La population québécoise âgée de 15 à 64 ans connaît à l'heure actuelle un virage abrupt. De 2001 à 2012, elle a augmenté en moyenne de 35 000 personnes par année. Cette année, en 2013, la hausse ne sera que de 10 000 personnes. Puis, de 2014 à 2020, elle va diminuer de 10 000 personnes par année. L'importance de cette catégorie d'âge lui vient du fait qu'elle constitue le principal bassin de recrutement des travailleurs. La chute de notre population des 15-64 en nombre absolu aura des conséquences majeures pour la création d'emploi et la croissance économique dans les années à venir.

Du côté de l'emploi, le taux de participation des 15-64 à la population active va certainement continuer à augmenter. Nos jeunes sont plus scolarisés. Nos familles sont mieux outillées pour concilier travail et famille. Nos travailleurs d'âge mûr sont plus prêts qu'autrefois à travailler passé l'âge de 55 ou de 60 ans. Mais toute cette activité accrue s'appliquera à une population en déclin. Elle ne pourra empêcher la création d'emploi de ralentir. En moyenne, depuis 15 ans, l'économie québécoise a créé des emplois à un rythme de plus de 50 000 par année. Après 2013, nous serons chanceux si nous réussissons à dépasser une moyenne de 20 000 par année.

Il y aura aussi des conséquences pour la croissance économique. Depuis 25 ans, inflation déduite, le revenu intérieur du Québec a progressé en moyenne de 2% par année. Mais désormais, avec moins d'emplois créés, l'économie va produire moins. Et avec une production moindre, le revenu va augmenter moins vite. Quelle sera l'importance du ralentissement? Tout va dépendre du progrès des technologies et de l'organisation du travail - de la «productivité» de l'économie, en somme. Si la tendance observée au cours des 25 dernières années se maintient de ce côté, il faut prévoir un taux de croissance annuel moyen de l'économie non plus de 2% par année, mais de 1,5% ou moins, d'ici 2020.

Il est important de prendre note de ces développements, car ils sont majeurs. Le faible taux de croissance de l'économie québécoise en 2013 - probablement autour de 1% - a suivi la tendance à peu près identique de l'économie nord-américaine en termes de croissance par habitant d'âge actif.
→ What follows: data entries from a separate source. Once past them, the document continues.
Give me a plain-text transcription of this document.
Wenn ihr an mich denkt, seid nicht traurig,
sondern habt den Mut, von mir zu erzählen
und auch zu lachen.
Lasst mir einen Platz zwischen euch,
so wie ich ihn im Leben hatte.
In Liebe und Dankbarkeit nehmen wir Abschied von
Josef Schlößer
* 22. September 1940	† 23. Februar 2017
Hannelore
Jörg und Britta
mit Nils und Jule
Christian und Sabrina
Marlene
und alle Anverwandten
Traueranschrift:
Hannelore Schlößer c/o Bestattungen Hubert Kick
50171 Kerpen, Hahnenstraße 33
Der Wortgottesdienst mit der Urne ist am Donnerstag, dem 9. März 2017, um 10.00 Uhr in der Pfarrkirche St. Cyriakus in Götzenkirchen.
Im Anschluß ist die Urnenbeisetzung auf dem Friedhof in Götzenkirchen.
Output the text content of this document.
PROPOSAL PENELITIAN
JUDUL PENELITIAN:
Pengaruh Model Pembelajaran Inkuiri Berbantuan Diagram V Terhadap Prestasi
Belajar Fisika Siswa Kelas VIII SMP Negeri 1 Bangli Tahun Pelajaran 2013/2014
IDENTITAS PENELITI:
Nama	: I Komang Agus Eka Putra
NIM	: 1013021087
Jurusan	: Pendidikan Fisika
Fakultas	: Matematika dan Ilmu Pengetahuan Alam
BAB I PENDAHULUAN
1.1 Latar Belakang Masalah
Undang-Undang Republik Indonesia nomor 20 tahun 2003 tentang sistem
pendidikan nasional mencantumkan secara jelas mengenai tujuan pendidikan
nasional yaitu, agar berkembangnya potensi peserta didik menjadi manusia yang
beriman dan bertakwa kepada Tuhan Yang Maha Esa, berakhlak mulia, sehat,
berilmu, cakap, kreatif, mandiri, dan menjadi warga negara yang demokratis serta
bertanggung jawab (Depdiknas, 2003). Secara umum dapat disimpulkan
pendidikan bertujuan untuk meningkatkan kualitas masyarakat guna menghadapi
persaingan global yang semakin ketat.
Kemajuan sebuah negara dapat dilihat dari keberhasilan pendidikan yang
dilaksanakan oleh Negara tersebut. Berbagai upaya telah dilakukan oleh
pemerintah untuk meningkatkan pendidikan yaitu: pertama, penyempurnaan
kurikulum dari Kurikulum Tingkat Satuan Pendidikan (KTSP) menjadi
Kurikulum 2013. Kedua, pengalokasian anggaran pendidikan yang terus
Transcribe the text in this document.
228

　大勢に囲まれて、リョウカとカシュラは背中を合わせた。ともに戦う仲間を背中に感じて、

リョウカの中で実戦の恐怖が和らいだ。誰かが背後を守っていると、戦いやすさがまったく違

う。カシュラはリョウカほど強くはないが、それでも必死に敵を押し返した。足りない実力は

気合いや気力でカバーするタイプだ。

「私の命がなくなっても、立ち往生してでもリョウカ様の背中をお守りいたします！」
Mais il reflète en même temps l'avènement du choc démographique avec lequel le Québec devra composer dans les années à venir. Il y aura des hauts et des bas autour des normes annuelles de 20 000 pour la création d'emploi et de 1,5% ou moins pour la croissance. Mais en moyenne, ce sont ces normes qui vont définir la tendance.

L'économie du Québec n'avance pas sans difficulté, dont la première est certainement la progression à pas de tortue de sa productivité par heure travaillée. Mais tous les participants aux débats publics sur l'économie doivent également reconnaître que notre faible croissance économique est due pour une bonne part au choc démographique, qui nous frappe plus tôt et avec plus de force qu'ailleurs en Amérique du Nord. Les normes changent, il faut ajuster le focus.